Targeted Drug Benefits Some Patients with Advanced Lung Cancer

The drug crizotinib (Xalkori) substantially lengthens the amount of time some patients with advanced lung cancer live without their disease progressing, according to findings from the first large clinical trial to test the targeted therapy. Initial results from the trial were presented at the European Society for Medical Oncology Congress (ESMO) in Vienna, Austria, and reported in the October 2, 2012 National Cancer Institute Bulletin. The Food and Drug Administration (FDA) approved crizotinib last year to treat patients with advanced non-small cell lung cancer (NSCLC) whose tumors have a specific genetic mutation.

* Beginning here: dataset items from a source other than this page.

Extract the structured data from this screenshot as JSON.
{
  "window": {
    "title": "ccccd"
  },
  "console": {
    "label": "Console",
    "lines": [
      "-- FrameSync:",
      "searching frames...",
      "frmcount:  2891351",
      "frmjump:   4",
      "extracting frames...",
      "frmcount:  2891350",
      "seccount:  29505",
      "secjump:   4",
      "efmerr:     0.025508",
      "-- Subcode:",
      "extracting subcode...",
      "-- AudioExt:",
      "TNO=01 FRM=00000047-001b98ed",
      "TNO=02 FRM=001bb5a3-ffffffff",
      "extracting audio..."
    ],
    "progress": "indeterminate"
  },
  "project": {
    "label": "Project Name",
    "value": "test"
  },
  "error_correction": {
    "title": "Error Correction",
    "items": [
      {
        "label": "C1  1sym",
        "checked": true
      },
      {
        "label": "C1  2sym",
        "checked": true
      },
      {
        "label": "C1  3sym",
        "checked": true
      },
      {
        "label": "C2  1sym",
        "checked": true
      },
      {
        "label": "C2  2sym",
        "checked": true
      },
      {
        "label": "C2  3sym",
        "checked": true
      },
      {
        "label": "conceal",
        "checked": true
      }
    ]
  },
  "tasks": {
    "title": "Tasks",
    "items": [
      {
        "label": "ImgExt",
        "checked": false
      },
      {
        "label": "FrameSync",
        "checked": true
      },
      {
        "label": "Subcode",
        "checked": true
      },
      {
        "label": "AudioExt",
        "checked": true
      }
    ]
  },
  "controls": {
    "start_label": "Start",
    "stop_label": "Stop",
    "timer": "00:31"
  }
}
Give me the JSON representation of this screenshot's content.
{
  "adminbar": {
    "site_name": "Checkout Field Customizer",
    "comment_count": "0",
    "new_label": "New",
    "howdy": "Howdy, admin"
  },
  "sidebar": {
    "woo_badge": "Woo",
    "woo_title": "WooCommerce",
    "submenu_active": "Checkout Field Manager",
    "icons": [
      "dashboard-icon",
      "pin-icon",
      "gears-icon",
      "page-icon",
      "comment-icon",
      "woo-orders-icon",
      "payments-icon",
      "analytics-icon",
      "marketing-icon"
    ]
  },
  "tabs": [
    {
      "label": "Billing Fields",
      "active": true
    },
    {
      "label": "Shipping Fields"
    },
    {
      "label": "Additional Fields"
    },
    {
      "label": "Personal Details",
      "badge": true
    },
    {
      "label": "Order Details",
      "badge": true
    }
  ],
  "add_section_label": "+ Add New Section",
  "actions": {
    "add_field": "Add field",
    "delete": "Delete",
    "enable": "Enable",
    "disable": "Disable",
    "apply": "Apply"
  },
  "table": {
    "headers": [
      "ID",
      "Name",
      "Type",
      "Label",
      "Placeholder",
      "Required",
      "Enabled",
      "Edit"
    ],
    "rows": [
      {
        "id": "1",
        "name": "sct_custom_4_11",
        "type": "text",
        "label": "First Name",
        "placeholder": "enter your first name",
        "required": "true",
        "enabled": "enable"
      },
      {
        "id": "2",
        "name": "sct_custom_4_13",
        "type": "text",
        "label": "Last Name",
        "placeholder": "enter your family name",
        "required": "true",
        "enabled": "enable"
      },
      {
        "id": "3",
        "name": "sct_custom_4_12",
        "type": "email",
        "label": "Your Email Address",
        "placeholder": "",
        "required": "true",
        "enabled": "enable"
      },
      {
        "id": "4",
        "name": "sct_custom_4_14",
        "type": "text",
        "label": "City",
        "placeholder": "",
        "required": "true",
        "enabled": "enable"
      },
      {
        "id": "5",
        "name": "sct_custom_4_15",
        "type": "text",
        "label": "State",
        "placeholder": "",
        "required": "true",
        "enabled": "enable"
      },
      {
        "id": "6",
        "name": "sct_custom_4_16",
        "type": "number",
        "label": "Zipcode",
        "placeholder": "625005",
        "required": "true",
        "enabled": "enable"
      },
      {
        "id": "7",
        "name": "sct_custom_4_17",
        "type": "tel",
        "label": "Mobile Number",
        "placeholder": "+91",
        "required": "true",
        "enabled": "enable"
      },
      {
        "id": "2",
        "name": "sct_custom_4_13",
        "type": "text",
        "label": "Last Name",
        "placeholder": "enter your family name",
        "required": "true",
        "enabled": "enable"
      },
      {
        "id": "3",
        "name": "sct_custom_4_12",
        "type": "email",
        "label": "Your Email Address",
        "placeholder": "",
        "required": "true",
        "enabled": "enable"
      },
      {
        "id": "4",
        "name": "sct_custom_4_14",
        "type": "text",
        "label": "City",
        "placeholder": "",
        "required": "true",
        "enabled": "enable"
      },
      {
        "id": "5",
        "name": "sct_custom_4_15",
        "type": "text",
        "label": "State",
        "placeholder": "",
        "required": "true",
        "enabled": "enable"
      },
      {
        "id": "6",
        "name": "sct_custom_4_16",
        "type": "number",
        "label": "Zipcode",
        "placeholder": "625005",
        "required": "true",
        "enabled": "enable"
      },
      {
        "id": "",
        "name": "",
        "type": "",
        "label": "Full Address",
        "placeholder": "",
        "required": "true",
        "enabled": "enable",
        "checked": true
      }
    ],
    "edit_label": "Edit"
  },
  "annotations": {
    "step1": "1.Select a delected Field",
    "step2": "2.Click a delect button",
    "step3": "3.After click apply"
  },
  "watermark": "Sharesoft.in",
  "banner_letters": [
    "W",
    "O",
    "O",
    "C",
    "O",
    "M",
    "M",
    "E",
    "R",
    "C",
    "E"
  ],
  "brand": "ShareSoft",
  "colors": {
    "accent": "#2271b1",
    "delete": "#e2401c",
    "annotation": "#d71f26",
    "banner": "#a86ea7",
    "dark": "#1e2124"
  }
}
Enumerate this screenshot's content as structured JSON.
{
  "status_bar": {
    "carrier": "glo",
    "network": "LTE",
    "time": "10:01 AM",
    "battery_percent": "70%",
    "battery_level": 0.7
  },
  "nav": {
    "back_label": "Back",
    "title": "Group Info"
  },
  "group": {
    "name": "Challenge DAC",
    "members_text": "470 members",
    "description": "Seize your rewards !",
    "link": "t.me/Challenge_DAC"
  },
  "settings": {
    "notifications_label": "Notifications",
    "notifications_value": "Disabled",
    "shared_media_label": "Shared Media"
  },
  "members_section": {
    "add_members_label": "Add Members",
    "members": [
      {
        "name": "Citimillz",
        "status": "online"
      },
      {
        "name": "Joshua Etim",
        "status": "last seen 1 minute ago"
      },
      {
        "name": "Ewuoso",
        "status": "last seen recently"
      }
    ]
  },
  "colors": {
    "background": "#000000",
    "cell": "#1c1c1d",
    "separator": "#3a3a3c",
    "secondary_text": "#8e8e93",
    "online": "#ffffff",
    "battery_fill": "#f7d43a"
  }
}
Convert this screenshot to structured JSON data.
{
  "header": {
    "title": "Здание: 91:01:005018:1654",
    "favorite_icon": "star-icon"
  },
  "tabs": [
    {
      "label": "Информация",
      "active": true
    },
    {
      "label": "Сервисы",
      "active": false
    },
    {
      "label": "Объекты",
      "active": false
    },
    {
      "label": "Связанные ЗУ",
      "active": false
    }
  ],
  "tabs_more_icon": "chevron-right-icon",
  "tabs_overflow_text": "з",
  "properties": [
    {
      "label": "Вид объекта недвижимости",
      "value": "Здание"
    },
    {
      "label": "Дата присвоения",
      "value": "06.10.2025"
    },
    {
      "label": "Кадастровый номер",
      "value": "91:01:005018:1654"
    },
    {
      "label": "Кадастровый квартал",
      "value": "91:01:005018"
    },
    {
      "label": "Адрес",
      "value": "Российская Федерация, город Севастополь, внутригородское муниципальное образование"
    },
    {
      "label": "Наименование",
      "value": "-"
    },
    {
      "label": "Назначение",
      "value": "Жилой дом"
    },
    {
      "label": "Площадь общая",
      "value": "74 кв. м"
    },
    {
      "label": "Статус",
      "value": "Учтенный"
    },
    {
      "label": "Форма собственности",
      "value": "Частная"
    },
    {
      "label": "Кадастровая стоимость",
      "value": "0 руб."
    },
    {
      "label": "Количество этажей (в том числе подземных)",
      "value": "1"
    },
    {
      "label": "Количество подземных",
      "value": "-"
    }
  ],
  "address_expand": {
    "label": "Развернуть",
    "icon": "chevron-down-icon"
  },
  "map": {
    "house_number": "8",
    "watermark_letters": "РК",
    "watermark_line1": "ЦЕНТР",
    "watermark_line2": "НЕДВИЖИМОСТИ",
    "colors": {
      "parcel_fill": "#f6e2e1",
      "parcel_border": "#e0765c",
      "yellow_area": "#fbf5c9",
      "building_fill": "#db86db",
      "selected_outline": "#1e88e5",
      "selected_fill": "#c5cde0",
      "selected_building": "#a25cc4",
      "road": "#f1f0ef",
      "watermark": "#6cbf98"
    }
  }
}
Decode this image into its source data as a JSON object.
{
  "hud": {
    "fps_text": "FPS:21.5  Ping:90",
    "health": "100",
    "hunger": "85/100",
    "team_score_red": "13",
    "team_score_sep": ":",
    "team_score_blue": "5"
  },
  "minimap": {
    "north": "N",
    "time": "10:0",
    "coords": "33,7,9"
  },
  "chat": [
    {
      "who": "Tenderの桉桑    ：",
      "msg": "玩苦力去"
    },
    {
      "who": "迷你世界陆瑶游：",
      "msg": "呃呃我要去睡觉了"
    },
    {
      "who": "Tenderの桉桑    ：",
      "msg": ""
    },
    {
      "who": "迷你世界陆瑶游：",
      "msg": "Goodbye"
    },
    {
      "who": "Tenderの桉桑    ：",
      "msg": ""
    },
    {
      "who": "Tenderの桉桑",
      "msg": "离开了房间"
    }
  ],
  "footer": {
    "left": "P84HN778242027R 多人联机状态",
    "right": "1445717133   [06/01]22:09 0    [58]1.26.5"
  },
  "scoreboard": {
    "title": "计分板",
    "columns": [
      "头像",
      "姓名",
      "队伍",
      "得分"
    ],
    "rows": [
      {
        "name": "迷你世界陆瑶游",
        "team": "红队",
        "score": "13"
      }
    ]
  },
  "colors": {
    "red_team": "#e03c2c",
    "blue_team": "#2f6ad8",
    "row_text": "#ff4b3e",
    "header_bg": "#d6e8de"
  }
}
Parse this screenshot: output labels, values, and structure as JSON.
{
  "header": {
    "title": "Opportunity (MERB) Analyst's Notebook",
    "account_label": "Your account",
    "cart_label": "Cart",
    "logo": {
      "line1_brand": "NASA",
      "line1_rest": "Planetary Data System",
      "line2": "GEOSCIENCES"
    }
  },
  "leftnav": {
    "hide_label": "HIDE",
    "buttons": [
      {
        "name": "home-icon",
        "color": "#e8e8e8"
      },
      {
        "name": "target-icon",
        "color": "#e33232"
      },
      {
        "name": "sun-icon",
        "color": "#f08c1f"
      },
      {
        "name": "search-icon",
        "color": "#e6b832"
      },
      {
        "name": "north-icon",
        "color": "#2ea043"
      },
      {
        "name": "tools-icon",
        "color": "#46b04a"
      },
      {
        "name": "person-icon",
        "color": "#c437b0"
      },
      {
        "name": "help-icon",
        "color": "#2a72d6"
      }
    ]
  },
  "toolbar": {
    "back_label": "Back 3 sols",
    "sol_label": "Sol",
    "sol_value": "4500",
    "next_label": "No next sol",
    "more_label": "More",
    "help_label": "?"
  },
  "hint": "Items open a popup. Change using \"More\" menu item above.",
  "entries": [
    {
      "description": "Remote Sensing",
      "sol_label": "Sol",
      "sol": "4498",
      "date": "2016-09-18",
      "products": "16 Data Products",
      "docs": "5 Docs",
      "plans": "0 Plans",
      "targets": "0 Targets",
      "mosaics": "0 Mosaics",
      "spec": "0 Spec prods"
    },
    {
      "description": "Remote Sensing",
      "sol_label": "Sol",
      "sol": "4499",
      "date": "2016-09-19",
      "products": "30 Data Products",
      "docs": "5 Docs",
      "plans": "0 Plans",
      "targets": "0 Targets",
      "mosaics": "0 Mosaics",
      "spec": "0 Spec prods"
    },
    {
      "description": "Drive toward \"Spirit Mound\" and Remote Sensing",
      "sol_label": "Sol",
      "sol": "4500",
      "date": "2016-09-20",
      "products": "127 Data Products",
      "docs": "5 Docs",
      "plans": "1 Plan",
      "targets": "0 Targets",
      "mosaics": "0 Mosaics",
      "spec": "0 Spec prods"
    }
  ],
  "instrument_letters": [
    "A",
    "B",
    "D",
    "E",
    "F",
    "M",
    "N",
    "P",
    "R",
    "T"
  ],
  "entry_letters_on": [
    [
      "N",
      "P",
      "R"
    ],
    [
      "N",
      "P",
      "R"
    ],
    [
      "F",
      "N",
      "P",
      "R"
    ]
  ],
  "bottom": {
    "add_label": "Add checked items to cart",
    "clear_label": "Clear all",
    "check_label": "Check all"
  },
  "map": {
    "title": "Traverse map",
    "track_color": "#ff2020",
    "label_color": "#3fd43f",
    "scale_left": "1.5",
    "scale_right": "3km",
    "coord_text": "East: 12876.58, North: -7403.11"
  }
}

The approval was based on smaller, nonrandomized trials that showed crizotinib could shrink tumors in many patients with the mutation—a genetic rearrangement involving the ALK gene. Until now, crizotinib had not been shown to prolong progression-free or overall survival compared with standard chemotherapy. "The results from the phase I and phase II trials were pretty remarkable," said lead investigator Dr. Alice Shaw of Massachusetts General Hospital. "We had high tumor response rates, which were impressive for just a single agent." A large randomized trial was necessary, Dr. Shaw explained, to confirm that the tumor responses translated into meaningful outcomes and to answer questions about whether patients whose tumors had this genetic mutation were more sensitive to any therapy, not just crizotinib. "Patients who received crizotinib did significantly better," she said. Progression-free survival was more than twice as long in patients treated with crizotinib compared with those who received chemotherapy—docetaxel (Taxotere) or pemetrexed (Alimta)—7.7 months versus 3 months.